As Hegel and Bohm have illustrated, this conversation is not easy, and it has to address the very complex intellectual pursuit of good dialogue. How can we cut across these skills in the often time-pressured and people-pressured interactions within complex health care systems? Few of us will read philosophy.

Method 3: a shortcut to dialogue

There is a third GP-led contribution to consider when opening and maintaining a dialogue, especially as a response to incivility or a win–lose conversation. A wise member of our GPs Down Under group, Dr Genevieve Yates, suggests that when a colleague or patient is difficult, even abusive, obstructionist or derisive of our role in primary care, ask very simply, with a pause:

“Are you okay?”

This is a disarming response to an unfortunate interaction between human beings. Arguing the facts is too easily done when tired, when managing uncertainty, when our emotions get in the way or when our status is challenged. The GPs Down Under response is short, swift and can begin a dialogue of “thesis–antithesis–synthesis”. By addressing the affect and the human, we might get a shift from the Socratic win–lose to the Hegelian synthesis so necessary to progress the safety of colleagues, staff and patients.

Method 4: the reflective personal self

The often missing part is to apply these rational principles to ourselves; to create a reflective dialogue within ourselves. Combining the intellect and affect in our conversations within ourselves as well as within the broader health workplace is a worthy aim. This was one of the central arguments of Bohm: attend to our own observations of affective knowledge and assumed personal values. Ask of yourself as a doctor or as a patient: “Am I okay?”

The internal dialogue of our own wellbeing cannot be underestimated. Pause and check in to the intellect, the affect and to wellbeing. To further consider the collective understanding of what health care means requires a greater dialogue than one of numerate efficiency and diagnosis.

What my friend having the biopsy remembered was the patting of his hand – the hand of health care dialogue that said: “I see your suffering; you are significant; you do matter”. Whether it is a patient, or a colleague or a staff member who is emotional, we need to listen carefully and pause. Humanising our health care means more than excelling at processes. It means thinking about concepts of health as per the WHO definition. Both with ourselves and with each other, the conversation about humanising health care is much more than a literal interpretation of contested and often unreliable facts. It is a participatory exercise with philosophy, science and the arts.
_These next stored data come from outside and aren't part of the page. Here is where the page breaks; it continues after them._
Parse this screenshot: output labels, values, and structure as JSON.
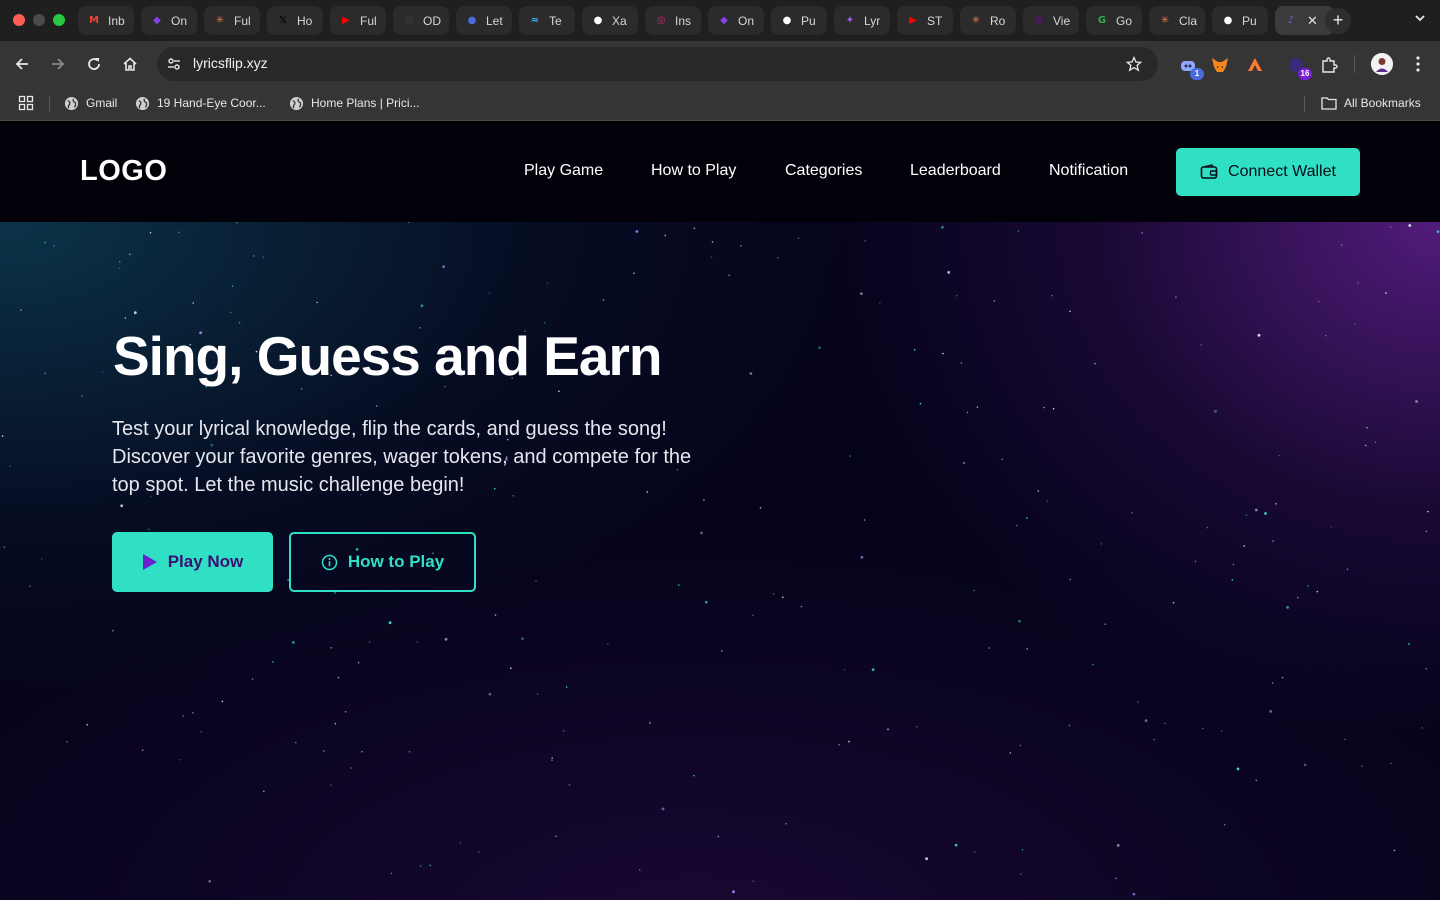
{
  "browser": {
    "tabs": [
      {
        "title": "Inb",
        "icon": "gmail-icon",
        "color": "#ea4335",
        "glyph": "M"
      },
      {
        "title": "On",
        "icon": "app-logo-icon",
        "color": "#8a3ff0",
        "glyph": "◆"
      },
      {
        "title": "Ful",
        "icon": "spark-icon",
        "color": "#e07a4a",
        "glyph": "✳"
      },
      {
        "title": "Ho",
        "icon": "x-icon",
        "color": "#000000",
        "glyph": "𝕏"
      },
      {
        "title": "Ful",
        "icon": "youtube-icon",
        "color": "#ff0000",
        "glyph": "▶"
      },
      {
        "title": "OD",
        "icon": "openai-icon",
        "color": "#444444",
        "glyph": "◎"
      },
      {
        "title": "Let",
        "icon": "avatar-icon",
        "color": "#4a6be0",
        "glyph": "●"
      },
      {
        "title": "Te",
        "icon": "tailwind-icon",
        "color": "#38bdf8",
        "glyph": "≈"
      },
      {
        "title": "Xa",
        "icon": "github-icon",
        "color": "#ffffff",
        "glyph": "●"
      },
      {
        "title": "Ins",
        "icon": "instagram-icon",
        "color": "#d6287a",
        "glyph": "◎"
      },
      {
        "title": "On",
        "icon": "app-logo-icon",
        "color": "#8a3ff0",
        "glyph": "◆"
      },
      {
        "title": "Pu",
        "icon": "github-icon",
        "color": "#ffffff",
        "glyph": "●"
      },
      {
        "title": "Lyr",
        "icon": "figma-icon",
        "color": "#a259ff",
        "glyph": "✦"
      },
      {
        "title": "ST",
        "icon": "youtube-icon",
        "color": "#ff0000",
        "glyph": "▶"
      },
      {
        "title": "Ro",
        "icon": "spark-icon",
        "color": "#e07a4a",
        "glyph": "✳"
      },
      {
        "title": "Vie",
        "icon": "dot-icon",
        "color": "#4a1a5a",
        "glyph": "●"
      },
      {
        "title": "Go",
        "icon": "google-icon",
        "color": "#34a853",
        "glyph": "G"
      },
      {
        "title": "Cla",
        "icon": "spark-icon",
        "color": "#e07a4a",
        "glyph": "✳"
      },
      {
        "title": "Pu",
        "icon": "github-icon",
        "color": "#ffffff",
        "glyph": "●"
      },
      {
        "title": "",
        "icon": "app-icon",
        "color": "#7b5cd6",
        "glyph": "♪",
        "active": true
      }
    ],
    "url": "lyricsflip.xyz",
    "extensions": [
      {
        "name": "copilot-extension-icon",
        "badge": "1",
        "badge_color": "#4a6be0"
      },
      {
        "name": "metamask-extension-icon",
        "badge": ""
      },
      {
        "name": "argent-extension-icon",
        "badge": ""
      },
      {
        "name": "wallet-extension-icon",
        "badge": "16",
        "badge_color": "#7a1fd6"
      }
    ],
    "bookmarks": [
      {
        "label": "Gmail"
      },
      {
        "label": "19 Hand-Eye Coor..."
      },
      {
        "label": "Home Plans | Prici..."
      }
    ],
    "all_bookmarks": "All Bookmarks"
  },
  "site": {
    "logo": "LOGO",
    "nav": [
      "Play Game",
      "How to Play",
      "Categories",
      "Leaderboard",
      "Notification"
    ],
    "connect_wallet": "Connect Wallet",
    "hero": {
      "title": "Sing, Guess and Earn",
      "description": "Test your lyrical knowledge, flip the cards, and guess the song! Discover your favorite genres, wager tokens, and compete for the top spot. Let the music challenge begin!",
      "play_now": "Play Now",
      "how_to_play": "How to Play"
    }
  },
  "colors": {
    "accent": "#2fe0c4",
    "play_text": "#3a1070",
    "header_bg": "#020109"
  }
}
Long may that civil and deeply philosophical dialogue continue.

The administration team and the GPs of GPs Down Under wish you a happy holiday season and the gift of caring, thoughtful dialogue at the festive tables of your families, your colleagues, patients and staff.

Dr Karen Price is a GP and a member of the GPs Down Under Facebook group administrative team.



The statements or opinions expressed in this article reflect the views of the authors and do not represent the official policy of the AMA, the MJA or MJA InSight unless that is so stated.